Maut-Flüchtlinge auf den Bundesstraßen

Seitdem Spediteure auf der Autobahn Wegezoll zahlen müssen, verstopfen Laster die Ortschaften. Nachgezählt hat allerdings noch niemand. So wird es noch dauern, bis dort eine Maut erhoben wird. Dabei hat sie der Verkehrsminister angedroht

VON HANNA GERSMANN

Karlheinz Schmidt hat zurzeit viel zu tun. Er ist Chef des Logistik- und Spediteurverbandes BGL. Er muss sich wehren gegen Vorwürfe, dass auf den Bundesstraßen mehr los ist. Gestern verteidigte er seine Branche in Nierstein am Rhein. Dort auf der B9, so meinen die Anwohner, fahren mehr Laster, seitdem auf den Autobahnen Maut kassiert wird. Schmidt kontert: „Die waren auch früher schon da.“ Nur seien jetzt alle sensibilisiert. Logisch, dass Schmidt das so sieht. Denn Bundesverkehrsminister Manfred Stolpe (SPD) hatte für den Fall einer Mautflucht auf die Bundesstraßen angedroht, den Zoll auch dort zu erheben.
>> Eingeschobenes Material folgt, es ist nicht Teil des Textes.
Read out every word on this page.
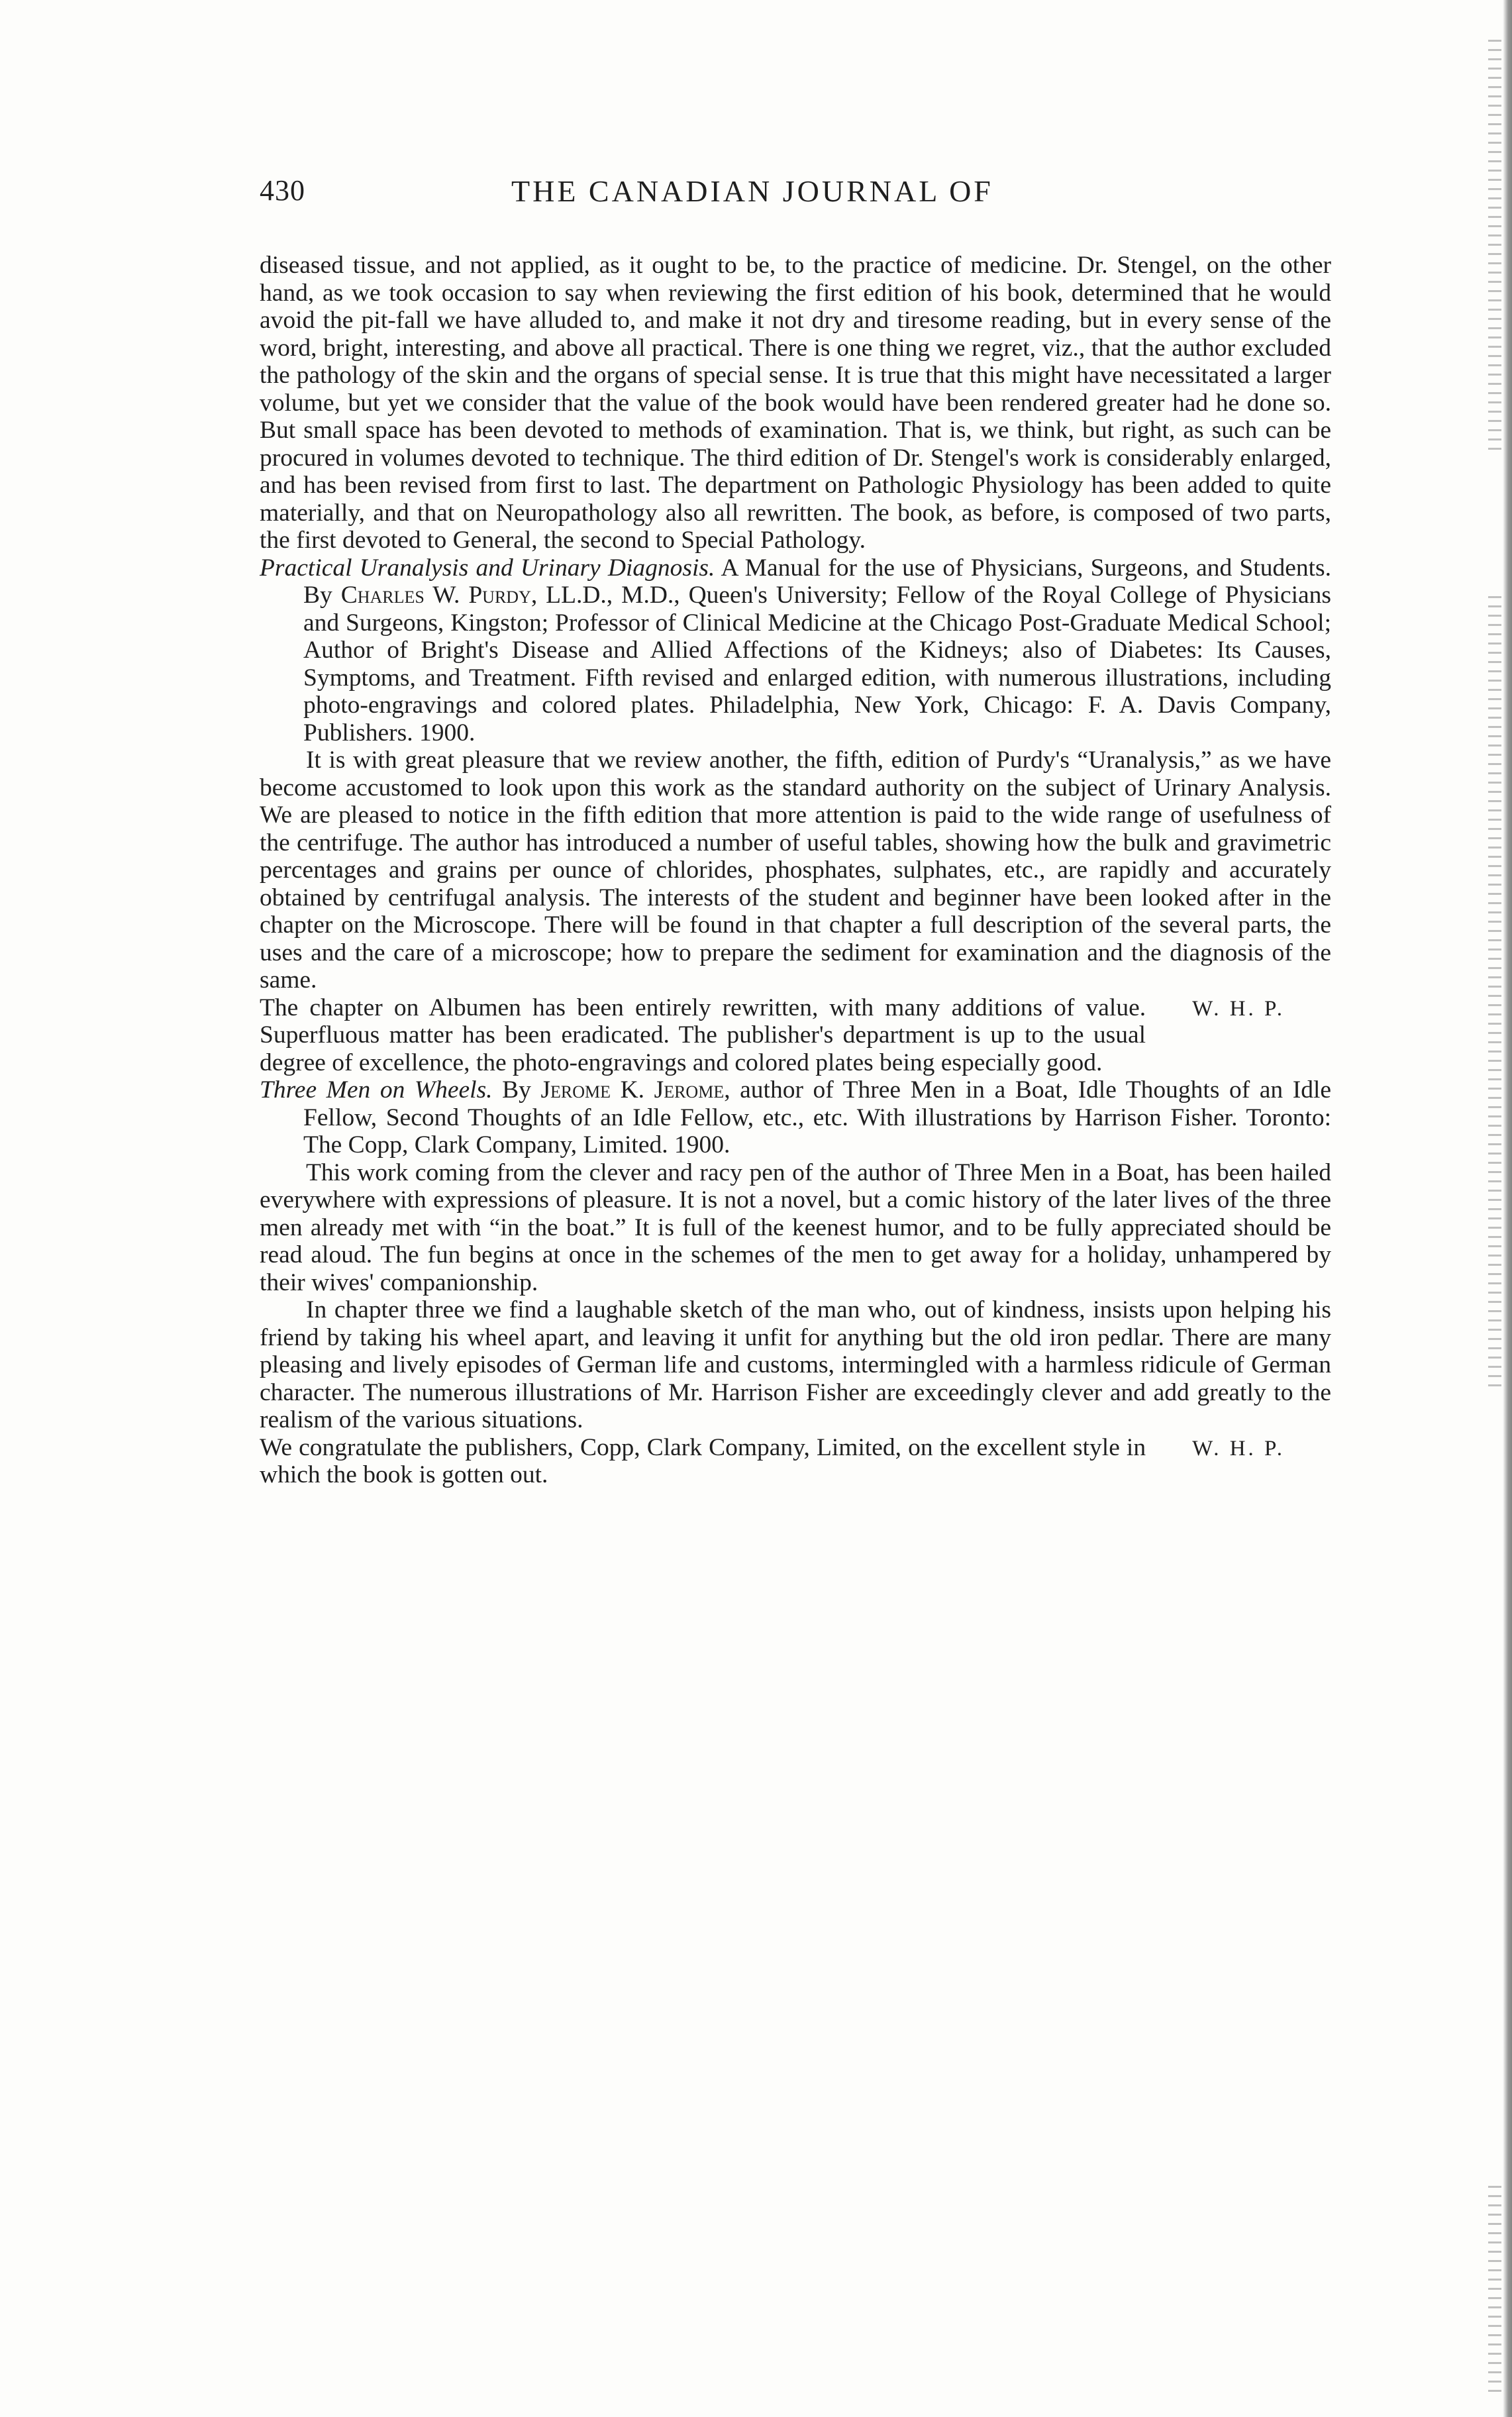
430	THE CANADIAN JOURNAL OF

diseased tissue, and not applied, as it ought to be, to the practice of medicine. Dr. Stengel, on the other hand, as we took occasion to say when reviewing the first edition of his book, determined that he would avoid the pit-fall we have alluded to, and make it not dry and tiresome reading, but in every sense of the word, bright, interesting, and above all practical. There is one thing we regret, viz., that the author excluded the pathology of the skin and the organs of special sense. It is true that this might have necessitated a larger volume, but yet we consider that the value of the book would have been rendered greater had he done so. But small space has been devoted to methods of examination. That is, we think, but right, as such can be procured in volumes devoted to technique. The third edition of Dr. Stengel's work is considerably enlarged, and has been revised from first to last. The department on Pathologic Physiology has been added to quite materially, and that on Neuropathology also all rewritten. The book, as before, is composed of two parts, the first devoted to General, the second to Special Pathology.

Practical Uranalysis and Urinary Diagnosis. A Manual for the use of Physicians, Surgeons, and Students. By Charles W. Purdy, LL.D., M.D., Queen's University; Fellow of the Royal College of Physicians and Surgeons, Kingston; Professor of Clinical Medicine at the Chicago Post-Graduate Medical School; Author of Bright's Disease and Allied Affections of the Kidneys; also of Diabetes: Its Causes, Symptoms, and Treatment. Fifth revised and enlarged edition, with numerous illustrations, including photo-engravings and colored plates. Philadelphia, New York, Chicago: F. A. Davis Company, Publishers. 1900.

It is with great pleasure that we review another, the fifth, edition of Purdy's “Uranalysis,” as we have become accustomed to look upon this work as the standard authority on the subject of Urinary Analysis. We are pleased to notice in the fifth edition that more attention is paid to the wide range of usefulness of the centrifuge. The author has introduced a number of useful tables, showing how the bulk and gravimetric percentages and grains per ounce of chlorides, phosphates, sulphates, etc., are rapidly and accurately obtained by centrifugal analysis. The interests of the student and beginner have been looked after in the chapter on the Microscope. There will be found in that chapter a full description of the several parts, the uses and the care of a microscope; how to prepare the sediment for examination and the diagnosis of the same.

The chapter on Albumen has been entirely rewritten, with many additions of value. Superfluous matter has been eradicated. The publisher's department is up to the usual degree of excellence, the photo-engravings and colored plates being especially good.
W. H. P.

Three Men on Wheels. By Jerome K. Jerome, author of Three Men in a Boat, Idle Thoughts of an Idle Fellow, Second Thoughts of an Idle Fellow, etc., etc. With illustrations by Harrison Fisher. Toronto: The Copp, Clark Company, Limited. 1900.

This work coming from the clever and racy pen of the author of Three Men in a Boat, has been hailed everywhere with expressions of pleasure. It is not a novel, but a comic history of the later lives of the three men already met with “in the boat.” It is full of the keenest humor, and to be fully appreciated should be read aloud. The fun begins at once in the schemes of the men to get away for a holiday, unhampered by their wives' companionship.

In chapter three we find a laughable sketch of the man who, out of kindness, insists upon helping his friend by taking his wheel apart, and leaving it unfit for anything but the old iron pedlar. There are many pleasing and lively episodes of German life and customs, intermingled with a harmless ridicule of German character. The numerous illustrations of Mr. Harrison Fisher are exceedingly clever and add greatly to the realism of the various situations.

We congratulate the publishers, Copp, Clark Company, Limited, on the excellent style in which the book is gotten out.
W. H. P.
Knapp 50 stärker belastete Strecken hat allein der Umweltverband BUND in ganz Deutschland ausgemacht. Darunter die B1 im westfälischen Soest, wo die Lkws die A 44 und die A 2 umgehen. Genauso die B 5 in der Nähe von Hamburg. Attraktiv sind alle Bundesstraßen, die parallel zur Autobahn verlaufen und sehr gut ausgebaut sind, sagt BUND-Verkehrsexperte Tilmann Heuser. Nachts, wenn alle Ampeln abgeschaltet seien, werden noch weitere Ortsdurchfahrten für eilige Fahrer interessant.

Vier Liter Diesel mehr brauchten die Laster auf Landstraßen pro hundert Kilometer, sagt Schmidt. Noch wichtiger sei aber der Zeitfaktor. Mehr Stunden auf der Straße könnten sich allenfalls die osteuropäischen Spediteure leisten. Sie zahlen weniger Lohn. Schmidt: „Schauen Sie doch mal auf die Nummernschilder.“ Wer ausländische Kennzeichen entdecke, habe es mit Mautflüchtlingen zu tun. Und die deutschen? „Zulieferverkehr“, so Schmidt.

Komisch: Mittlerweile gibt es elektronische Routenplaner, die berechnen, ob sich das Ausweichen auf die Bundesstraße lohnt. Und die kaufen auch deutsche Spediteure. FSL, aus der Nähe von Kiel, ist einer von gut zehn Anbietern in der Republik. Dessen Programmentwickler Gunter Karl sagt stolz: „Wir haben mehrere hundert Lizenzen verkauft.“

Für Karlheinz Schmidt heißt das nichts. Für ihn zählt die Bestandsaufnahme der Bundesregierung. Die allerdings lässt auf sich warten. Zwar stehen an Autobahnen und Bundesstraßen schon immer Zählstellen. Deren Daten werden aber erst Ende dieses Jahres ausgewertet, erklärt Iris Schneidermann von der Bundesanstalt für Straßenwesen. „Sonst sind sie nicht aussagekräftig.“ Stolpe-Sprecher Jürgen Frank kündigte allerdings schon für den Sommer erste Ergebnisse an. Die EU erlaubt eine Ausweitung der Maut auf Bundesstraßen jedenfalls erst, wenn es „nachweislich“ zu einer Verkehrsverlagerung kommt.

Und dann gibt es noch ein technisches Problem: Die Boardcomputer, die On-Board-Units, können derzeit nicht aktualisierst werden, keine neuen Mautstrecken aufnehmen. Eine Schwäche im Programm, die erst 2006 behoben wird. Dann tauschen alle Spediteure ihre Geräte gegen neue aus.

Genervte Bürger können kurzfristig nur Durchfahrverbote und Tempolimits fordern. Und sie können sich an der Aktion „Maut-Flucht stoppen“ beteiligen, die der Verkehrsclub Deutschland gestern startete. Unter www.vcd.org gibt es dazu einen Fragebogen. Der VCD will Druck machen – auch auf den obersten Lkw-Fahrer Deutschlands, Karlheinz Schmidt.